1.4    Op 12 april 2017 heeft verweerster per e-mail een oproep naar klager verstuurd voor de zitting bij de rechtbank op 25 juli 2017 en heeft zij klager gevraagd uiterlijk 10 juli 2017 stukken aan te leveren voor indiening bij de rechtbank. Daarbij heeft verweerster vermeld dat zij vanaf 12 mei 2017 met zwangerschapsverlof is.

1.5    Op 11 mei 2017 heeft klager verweerster bedankt voor de informatie en gevraagd naar welk e-mailadres hij de stukken kon sturen.

1.6    Op 12 mei 2017 heeft verweerster de contactgegevens van mr. R. naar klager verstuurd.

1.7    Bij e-mail van 27 juni 2017 heeft mr. R. klager een herinnering gestuurd over het aanleveren van stukken bij de rechtbank en hem gevraagd om de stukken uiterlijk 10 juli 2017 bij haar aan te leveren.

1.8    Op 6 en 7 juli 2017 heeft klager meerdere e-mails met een groot aantal bijlagen naar mr. R. verstuurd. 

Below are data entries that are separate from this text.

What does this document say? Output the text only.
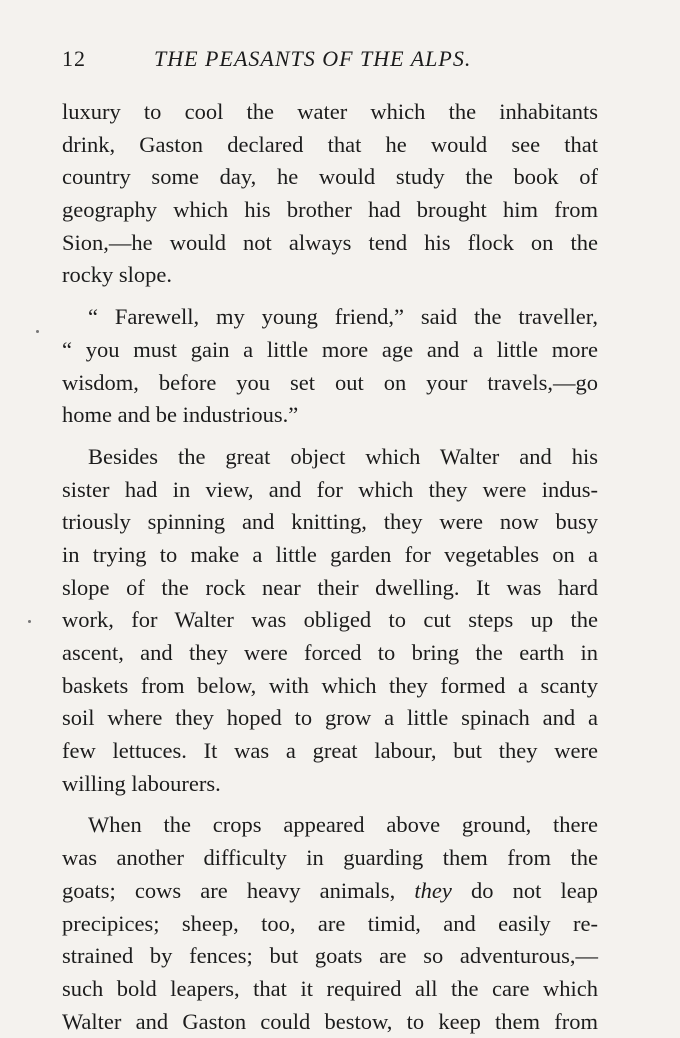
12	THE PEASANTS OF THE ALPS.

luxury to cool the water which the inhabitants
drink, Gaston declared that he would see that
country some day, he would study the book of
geography which his brother had brought him from
Sion,—he would not always tend his flock on the
rocky slope.

“ Farewell, my young friend,” said the traveller,
“ you must gain a little more age and a little more
wisdom, before you set out on your travels,—go
home and be industrious.”

Besides the great object which Walter and his
sister had in view, and for which they were indus-
triously spinning and knitting, they were now busy
in trying to make a little garden for vegetables on a
slope of the rock near their dwelling. It was hard
work, for Walter was obliged to cut steps up the
ascent, and they were forced to bring the earth in
baskets from below, with which they formed a scanty
soil where they hoped to grow a little spinach and a
few lettuces. It was a great labour, but they were
willing labourers.

When the crops appeared above ground, there
was another difficulty in guarding them from the
goats; cows are heavy animals, they do not leap
precipices; sheep, too, are timid, and easily re-
strained by fences; but goats are so adventurous,—
such bold leapers, that it required all the care which
Walter and Gaston could bestow, to keep them from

1.9    Op 13 juli 2017 om 10.45 uur heeft mr. R. klager bij e-mail onder meer het volgende gevraagd:

‘Ik ontvang dan ook graag uiterlijk vanmiddag een overzichtelijke email van u met daarin puntsgewijs de stukken die u mij toestuurt en wat u daarmee wilt aantonen in de procedure, waarvan de bijlagen een redelijk aantal pagina’s betreft. Deze selectie zult u zelf en met enige spoed moeten maken.’

1.10    Op 13 juli 2017 om 15:28 uur heeft klager mr. R. per e-mail een korte toelichting op de door hem ingediende stukken gegeven en mr. R. gevraagd om alle door hem gemailde stukken bij de rechtbank in te dienen.

1.11    Op 13 juli 2017 om 15:49 uur heeft mr. R. onder meer het volgende per e-mail aan klager bericht:

‘De stukken die u mij nu heeft toegestuurd zijn te omvangrijk en niet eenvoudig te beoordelen wat u hiermee beoogt bereiken om zo te kunnen indienen. En kan en zal dat dus ook niet doen. In mijn eerdere mail van vandaag heb ik u instructies gegeven over hoe deze stukken aangeleverd moeten worden. Als uw stukken niet duidelijk worden aangeleverd, zal de rechter hieraan voorbij gaan.

(…)

Zoals u het nu heeft aangeleverd kan ik geen wijs worden uit alle stukken en kan ik dus niet indienen namens u. Het is dan ook echt zaak dat u hiermee aan de slag gaat vandaag en mijn instructies volgt. Doet u dit niet, dan belemmert u zichzelf in uw zaak.’

1.12    Op 13 juli 2017 om 17:15 uur heeft klager per e-mail – kort gezegd – aan mr. R. bericht dat hij alle stukken heeft gegeven die voor de zaak nodig zijn en dat het aan mr. R. is om te beoordelen welke stukken zij noodzakelijk acht om in te dienen.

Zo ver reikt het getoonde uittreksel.